Case 2: \(L=L^{\prime}\). This means that \(B=B^{\prime}\). Let \(I_{i} \stackrel{\text { def }}{=} z_{i-1} \| x_{i}\) denote the \(i\) th input to \(h^{s}\) during computation of \(H^{s}(x)\), and define \(I_{B+1} \stackrel{\text { def }}{=} z_{B}\). Define \(I_{1}^{\prime}, \ldots, I_{B+1}^{\prime}\) analogously with respect to \(x^{\prime}\). Let \(N\) be the largest index for which \(I_{N} \neq I_{N}^{\prime}\). Since \(|x|=\left|x^{\prime}\right|\) but \(x \neq x^{\prime}\), there is an \(i\) with \(x_{i} \neq x_{i}^{\prime}\) and so such an \(N\) certainly exists. Because

we have \(N \leq B\). By maximality of \(N\), we have \(I_{N+1}=I_{N+1}^{\prime}\) and in particular \(z_{N}=z_{N}^{\prime}\). But this means that \(I_{N}, I_{N}^{\prime}\) collide under \(h^{s}\).

If \(H^{s}(x) \neq H^{s}\left(x^{\prime}\right)\) then \(\mathcal{A}^{\prime}\) just halts.

Otherwise,

IF \(L \neq L^{\prime}\) then \(\mathcal{A}^{\prime}\) outputs \(z_{B} \| L\) and \(z_{B^{\prime}}^{\prime} \| L^{\prime}\) and halts.

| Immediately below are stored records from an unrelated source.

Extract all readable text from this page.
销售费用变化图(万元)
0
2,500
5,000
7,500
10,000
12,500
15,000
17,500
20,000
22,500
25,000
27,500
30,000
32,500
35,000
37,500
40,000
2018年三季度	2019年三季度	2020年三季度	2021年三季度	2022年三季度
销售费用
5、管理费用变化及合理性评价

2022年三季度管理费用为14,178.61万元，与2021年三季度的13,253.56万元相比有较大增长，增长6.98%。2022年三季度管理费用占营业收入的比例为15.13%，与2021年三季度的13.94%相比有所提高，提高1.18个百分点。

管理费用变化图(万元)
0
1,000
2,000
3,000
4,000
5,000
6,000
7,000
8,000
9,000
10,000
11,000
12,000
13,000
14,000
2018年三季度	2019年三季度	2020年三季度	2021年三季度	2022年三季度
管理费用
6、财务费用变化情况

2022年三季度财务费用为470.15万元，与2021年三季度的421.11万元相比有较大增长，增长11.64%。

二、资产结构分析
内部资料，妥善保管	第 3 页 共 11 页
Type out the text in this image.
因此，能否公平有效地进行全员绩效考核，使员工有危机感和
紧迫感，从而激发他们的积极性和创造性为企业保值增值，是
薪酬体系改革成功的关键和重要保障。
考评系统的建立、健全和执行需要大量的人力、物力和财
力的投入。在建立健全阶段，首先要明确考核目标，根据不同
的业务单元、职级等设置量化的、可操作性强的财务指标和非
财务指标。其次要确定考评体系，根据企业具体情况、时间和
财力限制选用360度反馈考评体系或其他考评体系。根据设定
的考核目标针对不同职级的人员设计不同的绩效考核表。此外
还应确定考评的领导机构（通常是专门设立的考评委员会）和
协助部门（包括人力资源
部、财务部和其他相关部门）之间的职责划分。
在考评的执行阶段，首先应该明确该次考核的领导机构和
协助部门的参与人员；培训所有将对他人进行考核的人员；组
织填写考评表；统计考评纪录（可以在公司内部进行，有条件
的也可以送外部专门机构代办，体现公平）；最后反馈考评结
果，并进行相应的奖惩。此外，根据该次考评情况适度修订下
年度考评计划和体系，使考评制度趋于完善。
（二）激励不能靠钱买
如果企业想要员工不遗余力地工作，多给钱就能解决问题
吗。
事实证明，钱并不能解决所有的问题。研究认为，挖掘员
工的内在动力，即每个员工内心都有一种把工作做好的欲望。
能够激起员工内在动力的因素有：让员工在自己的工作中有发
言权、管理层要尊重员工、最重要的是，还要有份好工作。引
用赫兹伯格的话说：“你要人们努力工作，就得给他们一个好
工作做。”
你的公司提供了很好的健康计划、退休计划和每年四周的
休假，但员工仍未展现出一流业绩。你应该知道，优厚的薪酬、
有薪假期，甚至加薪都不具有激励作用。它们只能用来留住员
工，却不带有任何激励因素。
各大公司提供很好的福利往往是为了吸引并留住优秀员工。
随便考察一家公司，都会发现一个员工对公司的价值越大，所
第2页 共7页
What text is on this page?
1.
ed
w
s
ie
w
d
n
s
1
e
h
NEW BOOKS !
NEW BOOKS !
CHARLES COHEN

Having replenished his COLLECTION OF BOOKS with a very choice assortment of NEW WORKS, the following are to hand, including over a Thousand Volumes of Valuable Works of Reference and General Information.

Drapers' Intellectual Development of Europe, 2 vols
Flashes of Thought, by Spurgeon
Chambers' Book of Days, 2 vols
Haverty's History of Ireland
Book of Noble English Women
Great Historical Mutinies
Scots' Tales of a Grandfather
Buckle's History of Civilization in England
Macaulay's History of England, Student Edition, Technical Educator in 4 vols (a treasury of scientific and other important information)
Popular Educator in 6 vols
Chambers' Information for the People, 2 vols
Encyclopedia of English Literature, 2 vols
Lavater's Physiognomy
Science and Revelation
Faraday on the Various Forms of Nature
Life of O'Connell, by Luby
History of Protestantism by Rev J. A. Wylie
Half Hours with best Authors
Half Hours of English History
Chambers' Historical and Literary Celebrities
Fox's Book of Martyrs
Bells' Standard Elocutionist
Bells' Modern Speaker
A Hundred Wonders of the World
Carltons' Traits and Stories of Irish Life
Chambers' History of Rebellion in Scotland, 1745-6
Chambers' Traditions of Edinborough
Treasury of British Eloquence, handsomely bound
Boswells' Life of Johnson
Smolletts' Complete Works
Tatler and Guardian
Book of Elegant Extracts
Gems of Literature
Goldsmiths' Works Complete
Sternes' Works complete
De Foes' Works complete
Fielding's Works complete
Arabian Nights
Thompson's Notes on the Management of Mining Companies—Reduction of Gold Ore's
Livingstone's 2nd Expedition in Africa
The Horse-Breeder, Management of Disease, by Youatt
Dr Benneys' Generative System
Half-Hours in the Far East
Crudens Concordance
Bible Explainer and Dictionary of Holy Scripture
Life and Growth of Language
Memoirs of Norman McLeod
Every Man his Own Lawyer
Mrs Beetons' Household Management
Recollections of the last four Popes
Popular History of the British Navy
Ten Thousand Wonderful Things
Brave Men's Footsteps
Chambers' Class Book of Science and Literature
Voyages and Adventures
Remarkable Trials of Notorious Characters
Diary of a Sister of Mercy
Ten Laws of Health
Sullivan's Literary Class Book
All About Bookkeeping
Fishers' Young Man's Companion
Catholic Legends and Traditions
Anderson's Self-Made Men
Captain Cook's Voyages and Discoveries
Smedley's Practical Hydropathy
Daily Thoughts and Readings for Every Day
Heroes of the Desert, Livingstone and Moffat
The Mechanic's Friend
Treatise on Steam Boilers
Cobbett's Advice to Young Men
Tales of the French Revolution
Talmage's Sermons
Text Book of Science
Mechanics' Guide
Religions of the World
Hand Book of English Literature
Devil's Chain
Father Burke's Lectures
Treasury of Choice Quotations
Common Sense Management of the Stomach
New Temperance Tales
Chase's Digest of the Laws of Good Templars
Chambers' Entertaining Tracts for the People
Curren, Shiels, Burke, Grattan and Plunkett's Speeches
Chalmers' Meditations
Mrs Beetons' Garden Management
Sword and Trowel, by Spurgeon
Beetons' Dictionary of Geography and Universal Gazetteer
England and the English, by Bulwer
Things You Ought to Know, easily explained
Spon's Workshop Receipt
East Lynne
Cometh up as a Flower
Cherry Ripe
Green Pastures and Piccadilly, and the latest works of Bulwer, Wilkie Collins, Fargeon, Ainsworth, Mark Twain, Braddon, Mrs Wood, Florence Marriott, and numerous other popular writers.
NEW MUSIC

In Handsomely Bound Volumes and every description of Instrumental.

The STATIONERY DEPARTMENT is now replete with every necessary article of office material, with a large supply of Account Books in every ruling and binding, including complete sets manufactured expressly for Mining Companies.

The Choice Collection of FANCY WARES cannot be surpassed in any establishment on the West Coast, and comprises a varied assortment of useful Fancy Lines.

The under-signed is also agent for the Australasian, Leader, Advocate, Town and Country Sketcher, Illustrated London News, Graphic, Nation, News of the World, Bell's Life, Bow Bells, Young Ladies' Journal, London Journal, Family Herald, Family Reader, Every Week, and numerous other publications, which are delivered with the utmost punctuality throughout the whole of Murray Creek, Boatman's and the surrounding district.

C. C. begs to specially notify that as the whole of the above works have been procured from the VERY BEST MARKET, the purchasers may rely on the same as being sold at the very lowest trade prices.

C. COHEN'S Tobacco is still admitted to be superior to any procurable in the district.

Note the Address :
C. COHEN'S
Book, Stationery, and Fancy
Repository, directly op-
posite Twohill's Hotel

IF \(L=L^{\prime}\), then \(\mathcal{A}^{\prime}\) works backwards from the last block to the first to find the maximal \(N\).

Then, \(\mathcal{A}^{\prime}\) outputs \(I_N\) and \(I^{\prime}_N\) and halts.

Note that \(\mathcal{A}^{\prime}\) can compute all the \(z\)-values by computing \(H\) and storing all the intermediate values. So whenever \(\mathcal{A}\) finds a collision, \(\mathcal{A}^{\prime}\) also finds a collision. Thus, \(\mathcal{A}^{\prime}\) succeeds in \(\mathrm{Hash}\)-\(\mathrm{coll}\) for (Gen, \(\left.h\right)\) with probability \(\varepsilon\), implying that \(\varepsilon(n)\) is negligible. Thus, (Gen, \(H)\) is collision-resistant as required.